В новой повести уральский прозаик обращается к нравственному опыту своего поколения — людей, опаленных войной, вернувшихся на родную землю и работающих на ней.
В книге рассказывается история главного героя, который сталкивается с различными проблемами и препятствиями на протяжении всего своего путешествия. По пути он встречает множество второстепенных персонажей, которые играют важные роли в истории. Благодаря опыту главного героя книга исследует такие темы, как любовь, потеря, надежда и стойкость. По мере того, как главный герой преодолевает свои трудности, он усваивает ценные уроки жизни и растет как личность.
Глав-полит-богослужение. Опубликовано: Гудок. 1924. 24 июля, под псевдонимом «М. Б.» Ошибочно републиковано в сборнике: Катаев. В. Горох в стенку. М.: Сов. писатель. 1963. Републиковано в сб.: Булгаков М. Записки на манжетах. М.: Правда, 1988. (Б-ка «Огонек», № 7). Печатается по тексту «Гудка».
Эту быль, похожую на легенду, нам рассказал осенью 1944 года восьмидесятилетний Яков Брыня, житель белорусской деревни Головенчицы, что близ Гродно. Возможно, и не все сохранила его память — чересчур уж много лиха выпало на седую голову: фашисты насмерть засекли жену — старуха не выдала партизанские тропы, — угнали на каторгу дочь, спалили дом, и сам он поранен — правая рука висит плетью. Но, глядя на его испещренное глубокими морщинами лицо, в глаза его, все еще ясные и мудрые, каждый из нас чувствовал: ничто не сломило гордого человека.

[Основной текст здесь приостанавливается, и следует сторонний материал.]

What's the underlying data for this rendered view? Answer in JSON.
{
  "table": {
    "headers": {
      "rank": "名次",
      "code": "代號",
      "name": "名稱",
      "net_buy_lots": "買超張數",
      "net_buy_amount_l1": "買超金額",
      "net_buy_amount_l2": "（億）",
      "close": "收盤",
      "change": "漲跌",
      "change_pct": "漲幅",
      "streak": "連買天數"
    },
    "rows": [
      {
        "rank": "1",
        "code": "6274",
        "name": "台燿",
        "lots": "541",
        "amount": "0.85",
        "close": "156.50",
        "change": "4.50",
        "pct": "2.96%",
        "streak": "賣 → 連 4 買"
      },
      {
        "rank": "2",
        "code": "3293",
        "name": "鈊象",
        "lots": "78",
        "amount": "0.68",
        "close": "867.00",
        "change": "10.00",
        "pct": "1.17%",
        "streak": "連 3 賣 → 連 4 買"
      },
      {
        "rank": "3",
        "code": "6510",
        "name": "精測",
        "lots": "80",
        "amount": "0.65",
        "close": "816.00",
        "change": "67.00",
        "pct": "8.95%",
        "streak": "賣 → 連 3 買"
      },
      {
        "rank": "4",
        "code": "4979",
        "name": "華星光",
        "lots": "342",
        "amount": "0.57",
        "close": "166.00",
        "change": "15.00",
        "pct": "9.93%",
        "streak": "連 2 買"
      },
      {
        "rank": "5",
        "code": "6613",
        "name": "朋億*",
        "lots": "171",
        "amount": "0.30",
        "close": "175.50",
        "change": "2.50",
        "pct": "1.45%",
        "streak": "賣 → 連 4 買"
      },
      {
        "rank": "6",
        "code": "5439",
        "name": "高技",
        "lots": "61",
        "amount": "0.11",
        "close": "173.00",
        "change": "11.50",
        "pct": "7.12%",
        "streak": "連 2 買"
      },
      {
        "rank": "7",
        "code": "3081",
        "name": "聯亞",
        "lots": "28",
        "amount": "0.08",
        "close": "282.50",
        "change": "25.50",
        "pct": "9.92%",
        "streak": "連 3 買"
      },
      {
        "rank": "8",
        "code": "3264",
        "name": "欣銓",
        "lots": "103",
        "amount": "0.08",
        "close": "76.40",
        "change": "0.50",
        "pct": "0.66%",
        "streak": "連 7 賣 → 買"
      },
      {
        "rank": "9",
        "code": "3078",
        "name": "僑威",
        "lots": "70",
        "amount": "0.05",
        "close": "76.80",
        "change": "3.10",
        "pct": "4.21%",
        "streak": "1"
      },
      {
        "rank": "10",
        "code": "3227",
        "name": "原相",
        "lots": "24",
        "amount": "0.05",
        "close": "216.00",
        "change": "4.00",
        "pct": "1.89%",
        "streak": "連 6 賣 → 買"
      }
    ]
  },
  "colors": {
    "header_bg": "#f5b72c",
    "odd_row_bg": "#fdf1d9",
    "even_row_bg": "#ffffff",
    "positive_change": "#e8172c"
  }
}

В книге рассказывается история главного героя, который сталкивается с различными проблемами и препятствиями на протяжении всего своего путешествия. По пути он встречает множество второстепенных персонажей, которые играют важные роли в истории. Благодаря опыту главного героя книга исследует такие темы, как любовь, потеря, надежда и стойкость. По мере того, как главный герой преодолевает свои трудности, он усваивает ценные уроки жизни и растет как личность.
СОДЕРЖАНИЕШадринский гусьНеобыкновенное возвышение Саввы СобакинаПсиноголовый ХристофорКаверзаБольшой конфузМедвежья историяРассказы о Суворове:Высочайшая наградаВ крепости НейшлотеНаказанный щегольСибирские помпадуры:Его превосходительство тобольский губернаторНеобыкновенные иркутские истории«Батюшка Денис»О сибирском помещике и крепостной любвиО борзой и крепостном мальчуганеО том, как одна княгиня держала в клетке парикмахера, и о свободе человеческой личностиРассказ о первом русском золотоискателе.
В книге рассказывается история главного героя, который сталкивается с различными проблемами и препятствиями на протяжении всего своего путешествия. По пути он встречает множество второстепенных персонажей, которые играют важные роли в истории. Благодаря опыту главного героя книга исследует такие темы, как любовь, потеря, надежда и стойкость. По мере того, как главный герой преодолевает свои трудности, он усваивает ценные уроки жизни и растет как личность.